Except that I find that, in the vast majority of cases, the reason given isn't, "Because I have a really cool concept I want to express through this campaign and including the thing you mentioned isn't really compatible with doing so. Could we talk it out and maybe find something that works for both of us?"
Instead, it is, in almost every instance, "I just think <X> are stupid, so I don't let people play them in my games." And when I propose all sorts of alternative options--not just "a village a short ways away," but things like being a one-off (e.g. someone mutated by magic or alchemy, or an alien trying to get back to their own people, or the result of someone's efforts to bring two opposing entities closer together, or coming from a parallel universe, or...) I am shut down, every single time. Not because any of those options are incompatible--it is, in nearly every case, because the person simply doesn't like them and thus nobody should ever get to play one in their games. "My preferences are simply more important."

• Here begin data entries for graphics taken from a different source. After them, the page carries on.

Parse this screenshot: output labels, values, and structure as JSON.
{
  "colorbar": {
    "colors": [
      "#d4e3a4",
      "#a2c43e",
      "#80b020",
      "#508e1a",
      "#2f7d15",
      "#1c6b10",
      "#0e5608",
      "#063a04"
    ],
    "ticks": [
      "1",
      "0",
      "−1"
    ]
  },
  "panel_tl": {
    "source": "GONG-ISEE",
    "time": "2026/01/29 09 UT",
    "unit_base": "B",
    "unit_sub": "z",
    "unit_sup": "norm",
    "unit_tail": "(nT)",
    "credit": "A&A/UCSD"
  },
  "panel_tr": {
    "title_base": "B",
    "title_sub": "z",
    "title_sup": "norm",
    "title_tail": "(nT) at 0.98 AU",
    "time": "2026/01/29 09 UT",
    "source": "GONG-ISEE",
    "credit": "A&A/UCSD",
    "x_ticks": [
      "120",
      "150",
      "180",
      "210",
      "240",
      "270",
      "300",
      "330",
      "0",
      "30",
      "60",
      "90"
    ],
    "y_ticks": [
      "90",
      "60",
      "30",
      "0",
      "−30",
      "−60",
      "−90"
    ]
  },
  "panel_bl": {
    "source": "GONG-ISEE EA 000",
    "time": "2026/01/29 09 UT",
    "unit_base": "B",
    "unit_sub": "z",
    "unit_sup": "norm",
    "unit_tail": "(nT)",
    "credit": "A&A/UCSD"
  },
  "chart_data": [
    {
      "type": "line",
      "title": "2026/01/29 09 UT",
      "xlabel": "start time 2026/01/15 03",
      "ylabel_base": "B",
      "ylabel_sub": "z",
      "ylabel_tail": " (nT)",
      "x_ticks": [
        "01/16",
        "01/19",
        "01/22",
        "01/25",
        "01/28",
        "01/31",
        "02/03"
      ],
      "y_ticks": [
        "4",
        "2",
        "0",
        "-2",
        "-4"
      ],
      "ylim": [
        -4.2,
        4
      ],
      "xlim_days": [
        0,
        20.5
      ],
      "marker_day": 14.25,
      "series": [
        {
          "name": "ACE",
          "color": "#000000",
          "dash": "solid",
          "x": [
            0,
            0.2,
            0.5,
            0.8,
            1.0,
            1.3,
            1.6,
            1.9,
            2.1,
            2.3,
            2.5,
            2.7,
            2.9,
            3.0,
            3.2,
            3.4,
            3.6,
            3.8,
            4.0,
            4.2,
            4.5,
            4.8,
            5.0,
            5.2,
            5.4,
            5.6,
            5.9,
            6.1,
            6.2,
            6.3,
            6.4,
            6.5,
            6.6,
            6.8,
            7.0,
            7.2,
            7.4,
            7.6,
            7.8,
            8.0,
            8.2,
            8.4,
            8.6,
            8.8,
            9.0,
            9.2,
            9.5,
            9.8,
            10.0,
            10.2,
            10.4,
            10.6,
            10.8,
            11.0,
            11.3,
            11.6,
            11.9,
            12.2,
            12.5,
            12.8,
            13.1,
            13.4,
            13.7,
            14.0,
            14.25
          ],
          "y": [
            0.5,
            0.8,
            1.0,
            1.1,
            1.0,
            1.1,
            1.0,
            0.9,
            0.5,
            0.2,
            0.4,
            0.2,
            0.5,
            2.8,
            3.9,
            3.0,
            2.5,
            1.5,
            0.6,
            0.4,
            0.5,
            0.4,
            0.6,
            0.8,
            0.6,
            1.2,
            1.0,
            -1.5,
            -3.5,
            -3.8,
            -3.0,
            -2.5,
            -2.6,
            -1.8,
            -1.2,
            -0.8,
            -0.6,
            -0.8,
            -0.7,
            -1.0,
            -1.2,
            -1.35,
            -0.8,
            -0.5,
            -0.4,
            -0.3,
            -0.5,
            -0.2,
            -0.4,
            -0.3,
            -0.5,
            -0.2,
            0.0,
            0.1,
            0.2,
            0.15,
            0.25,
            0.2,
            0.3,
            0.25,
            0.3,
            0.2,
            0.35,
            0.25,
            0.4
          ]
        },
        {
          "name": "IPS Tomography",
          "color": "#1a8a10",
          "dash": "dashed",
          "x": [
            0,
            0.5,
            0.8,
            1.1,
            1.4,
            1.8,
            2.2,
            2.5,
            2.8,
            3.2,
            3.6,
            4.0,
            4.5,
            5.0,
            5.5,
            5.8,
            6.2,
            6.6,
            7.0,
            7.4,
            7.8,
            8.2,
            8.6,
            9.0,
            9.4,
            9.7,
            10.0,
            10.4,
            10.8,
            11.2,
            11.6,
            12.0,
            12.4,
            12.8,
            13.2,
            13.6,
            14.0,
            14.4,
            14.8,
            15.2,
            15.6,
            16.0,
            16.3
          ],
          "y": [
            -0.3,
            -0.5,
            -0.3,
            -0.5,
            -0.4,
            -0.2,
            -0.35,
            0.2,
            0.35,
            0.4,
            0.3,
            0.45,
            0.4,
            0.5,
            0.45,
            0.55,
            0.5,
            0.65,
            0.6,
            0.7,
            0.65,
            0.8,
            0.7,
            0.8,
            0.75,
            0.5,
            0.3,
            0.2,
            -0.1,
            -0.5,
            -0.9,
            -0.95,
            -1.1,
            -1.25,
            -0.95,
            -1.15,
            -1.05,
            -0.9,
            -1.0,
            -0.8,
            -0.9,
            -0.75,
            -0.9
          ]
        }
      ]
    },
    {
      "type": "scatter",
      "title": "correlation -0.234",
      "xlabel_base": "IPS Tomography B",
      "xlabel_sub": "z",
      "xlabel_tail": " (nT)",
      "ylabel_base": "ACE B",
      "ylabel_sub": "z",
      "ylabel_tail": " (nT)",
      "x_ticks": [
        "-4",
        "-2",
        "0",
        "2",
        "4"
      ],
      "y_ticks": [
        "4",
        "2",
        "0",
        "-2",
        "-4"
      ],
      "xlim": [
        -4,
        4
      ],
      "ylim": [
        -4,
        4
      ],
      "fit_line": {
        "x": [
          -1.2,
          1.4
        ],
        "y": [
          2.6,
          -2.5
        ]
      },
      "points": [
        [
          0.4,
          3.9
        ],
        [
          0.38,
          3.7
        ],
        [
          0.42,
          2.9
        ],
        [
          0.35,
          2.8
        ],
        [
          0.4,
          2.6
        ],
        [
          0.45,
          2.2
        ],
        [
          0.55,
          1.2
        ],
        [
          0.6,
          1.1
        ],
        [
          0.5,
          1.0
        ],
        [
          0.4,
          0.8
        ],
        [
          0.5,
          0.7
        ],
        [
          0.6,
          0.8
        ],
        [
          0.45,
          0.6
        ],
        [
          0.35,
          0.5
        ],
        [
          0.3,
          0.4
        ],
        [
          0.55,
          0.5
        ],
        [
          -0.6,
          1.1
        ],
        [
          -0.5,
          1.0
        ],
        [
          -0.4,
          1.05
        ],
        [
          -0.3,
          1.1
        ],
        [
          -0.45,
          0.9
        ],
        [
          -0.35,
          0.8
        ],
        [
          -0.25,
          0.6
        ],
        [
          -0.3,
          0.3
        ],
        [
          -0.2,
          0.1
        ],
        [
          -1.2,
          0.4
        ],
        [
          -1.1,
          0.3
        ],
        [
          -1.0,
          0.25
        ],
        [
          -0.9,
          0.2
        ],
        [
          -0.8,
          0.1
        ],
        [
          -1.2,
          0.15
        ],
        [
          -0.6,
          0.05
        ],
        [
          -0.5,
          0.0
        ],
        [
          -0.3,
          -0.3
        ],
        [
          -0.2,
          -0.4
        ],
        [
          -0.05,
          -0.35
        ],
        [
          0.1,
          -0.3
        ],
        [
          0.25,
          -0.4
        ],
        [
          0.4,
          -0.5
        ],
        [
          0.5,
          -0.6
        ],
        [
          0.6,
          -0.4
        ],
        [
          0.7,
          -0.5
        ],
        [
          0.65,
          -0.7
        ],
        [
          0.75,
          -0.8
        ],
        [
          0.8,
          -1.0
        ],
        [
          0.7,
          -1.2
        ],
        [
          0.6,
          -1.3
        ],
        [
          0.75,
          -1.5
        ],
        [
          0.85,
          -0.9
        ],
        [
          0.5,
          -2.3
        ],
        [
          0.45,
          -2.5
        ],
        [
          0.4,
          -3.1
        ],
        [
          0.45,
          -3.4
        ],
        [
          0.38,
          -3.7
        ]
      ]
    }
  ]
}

And yes, I have had people say something essentially identical to that. More than once. Because the poor, beleaguered DM with absolute power and zero accountability slaves so hard for their group, while the players who literally can't do anything without DM approval are living large doing only the things they're allowed to do, going to the places they're allowed to go, and (all too often) misled into believing they have any real agency whatsoever.
Edit:
Hence why I said in another thread that I find the pattern today is one of avoiding accommodation as much as humanly possible. It is viking hat all the way, my-way-or-the-highway, "no, hell no, and never darken my door again" (something someone actually said about a request for something not explicitly approved in their games, on another forum.) All shall love DM Empowerment, and despair.